Estos temas no son nuevos en la economía, en el siglo pasado, Arthur Pigou, notable economista ingles que reemplazó a Alfred Marshal en la conducción de la Universidad de Cambridge señalaba estas distorsiones y recomendaba la intervención estatal a fin de corregirlas aplicando gravámenes especiales que nunca debían ser inferiores al costo de poner los elementos alterados en el proceso industrial en las condiciones que tenia antes de ser utilizado. Los que a partir de entonces fueron llamados Impuestos Pigouvianos.

LA INDUSTRIA Y SUS EXTERNALIDADES NEGATIVAS

El concepto externalidades negativas, aparece cuando una persona o una empresa realizan actividades, sin asumir el total de los costos que generan trasladándolos inconsultamente a otros ó a la sociedad en general.

 La mayoría de las actividades industriales pueden generar consecuencias negativas sobre terceros y sus responsables tratan invariablemente de eludir hacerse cargo de las mismas, con mayor o menor éxito según el tipo de actividad de que se trate.

    En algunos casos remediar el insuceso o evadir la compensación correspondiente no es fácil por la resistencia que oponen las víctimas, pero en otros, los responsables se las arreglan para zafar porque la justicia no toma parte en este tema.

   Es paradigmático el ejemplo de la producción agrícola, que en su desarrollo vacía los suelos de fertilidad, que pertenece a toda la sociedad contaminando el ambiente y los seres vivos por el uso indiscriminado de agrotóxicos que se liberan prácticamente sin control en la naturaleza.

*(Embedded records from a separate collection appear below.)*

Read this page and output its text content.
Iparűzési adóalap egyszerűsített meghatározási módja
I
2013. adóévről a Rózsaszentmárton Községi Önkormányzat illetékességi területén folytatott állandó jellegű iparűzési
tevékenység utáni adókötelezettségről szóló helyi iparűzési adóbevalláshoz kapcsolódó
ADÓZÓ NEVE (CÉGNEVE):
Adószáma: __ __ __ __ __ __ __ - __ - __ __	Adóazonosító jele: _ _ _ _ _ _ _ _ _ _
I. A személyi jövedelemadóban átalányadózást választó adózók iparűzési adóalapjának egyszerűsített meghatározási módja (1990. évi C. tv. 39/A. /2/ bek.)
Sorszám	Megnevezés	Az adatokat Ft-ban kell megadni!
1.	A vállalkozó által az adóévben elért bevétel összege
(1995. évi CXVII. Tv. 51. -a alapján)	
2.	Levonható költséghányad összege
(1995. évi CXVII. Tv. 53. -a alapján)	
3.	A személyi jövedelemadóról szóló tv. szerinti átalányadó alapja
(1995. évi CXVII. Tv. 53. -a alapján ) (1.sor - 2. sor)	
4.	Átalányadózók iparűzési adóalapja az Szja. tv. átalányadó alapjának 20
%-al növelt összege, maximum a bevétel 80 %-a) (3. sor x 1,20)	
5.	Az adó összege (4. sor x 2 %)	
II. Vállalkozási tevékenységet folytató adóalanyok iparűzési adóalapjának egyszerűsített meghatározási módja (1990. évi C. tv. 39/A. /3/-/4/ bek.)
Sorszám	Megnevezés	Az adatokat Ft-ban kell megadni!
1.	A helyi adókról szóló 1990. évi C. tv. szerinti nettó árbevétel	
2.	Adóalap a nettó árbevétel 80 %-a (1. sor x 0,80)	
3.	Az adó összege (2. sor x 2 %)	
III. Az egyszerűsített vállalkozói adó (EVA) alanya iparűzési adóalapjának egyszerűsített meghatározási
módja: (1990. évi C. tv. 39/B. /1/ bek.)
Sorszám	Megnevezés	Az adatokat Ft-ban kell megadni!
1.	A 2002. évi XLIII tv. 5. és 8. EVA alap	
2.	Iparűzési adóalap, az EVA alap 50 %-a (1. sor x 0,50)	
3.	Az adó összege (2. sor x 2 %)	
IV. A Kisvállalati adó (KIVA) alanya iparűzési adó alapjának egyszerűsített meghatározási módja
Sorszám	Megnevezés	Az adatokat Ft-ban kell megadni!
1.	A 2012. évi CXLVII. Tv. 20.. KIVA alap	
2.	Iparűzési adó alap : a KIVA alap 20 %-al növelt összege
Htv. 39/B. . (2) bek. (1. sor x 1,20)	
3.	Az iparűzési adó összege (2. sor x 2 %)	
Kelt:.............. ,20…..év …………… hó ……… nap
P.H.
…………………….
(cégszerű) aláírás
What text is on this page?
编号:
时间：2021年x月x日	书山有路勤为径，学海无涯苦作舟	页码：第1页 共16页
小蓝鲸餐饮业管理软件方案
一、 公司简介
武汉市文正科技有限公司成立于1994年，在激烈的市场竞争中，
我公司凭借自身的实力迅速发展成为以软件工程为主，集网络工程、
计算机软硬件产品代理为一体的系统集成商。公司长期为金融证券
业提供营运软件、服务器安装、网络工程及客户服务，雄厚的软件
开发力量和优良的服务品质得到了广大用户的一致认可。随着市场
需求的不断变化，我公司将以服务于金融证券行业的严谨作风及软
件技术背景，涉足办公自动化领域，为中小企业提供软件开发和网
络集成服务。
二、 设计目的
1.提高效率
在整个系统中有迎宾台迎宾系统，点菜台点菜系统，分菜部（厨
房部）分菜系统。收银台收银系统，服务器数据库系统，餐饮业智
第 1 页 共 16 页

  O localmente empresas que afectan severamente el ambiente y la salud donde se radican haciendo caso omiso a los reclamos de las víctimas.

   El ejemplo es UPM-BOTNIA, que logra producir pasta de celulosa a costos irrisorios, la tercera parte de su valor de venta en el mercado internacional, simplemente porque se le permite utilizar gratuitamente centenares de millones de litros de valiosa agua dulce y contaminarla con químicos y venenos que enferman y matan la vida regional, como así  mismo ventear millones de M3 de aire diariamente, sin hacerse cargo de las consecuencias del daño que producen, en un típico caso de externalidades negativas arrojadas salvajemente al conjunto social.

   Pero no solo la pastera finlandesa ejemplifica esta situación: en nuestra ciudad una empresa cerealera, Molinos Ross, ha sido intimada reiteradas veces por las autoridades locales a trasladarse, haciendo la empresa caso omiso a las normas, la autoridad y los vecinos, sin que los responsables sean finalmente obligados a hacerse cargo de sus externalidades negativas en lugar de arrojárselas a la gente.

   Estos temas no son nuevos en la economía, en el siglo pasado, Arthur Pigou, notable economista ingles que reemplazó a Alfred Marshal en la conducción de la Universidad de Cambridge señalaba estas distorsiones y recomendaba la intervención estatal a fin de corregirlas aplicando gravámenes especiales que nunca debían ser inferiores al costo de poner los elementos alterados en el proceso industrial en las condiciones que tenia antes de ser utilizado. Los que a partir de entonces fueron llamados Impuestos Pigouvianos.

   Pero nada se puede hacer cuando las autoridades son indiferentes, siendo cómplices de las empresas al no hacer cumplir, sospechosamente, las disposiciones vigentes.

   La sociedad esta respondiendo con cada vez mayor violencia a estos abusos planteando nuevos escenarios de luchas sociales de los que seremos espectadores en el futuro inmediato.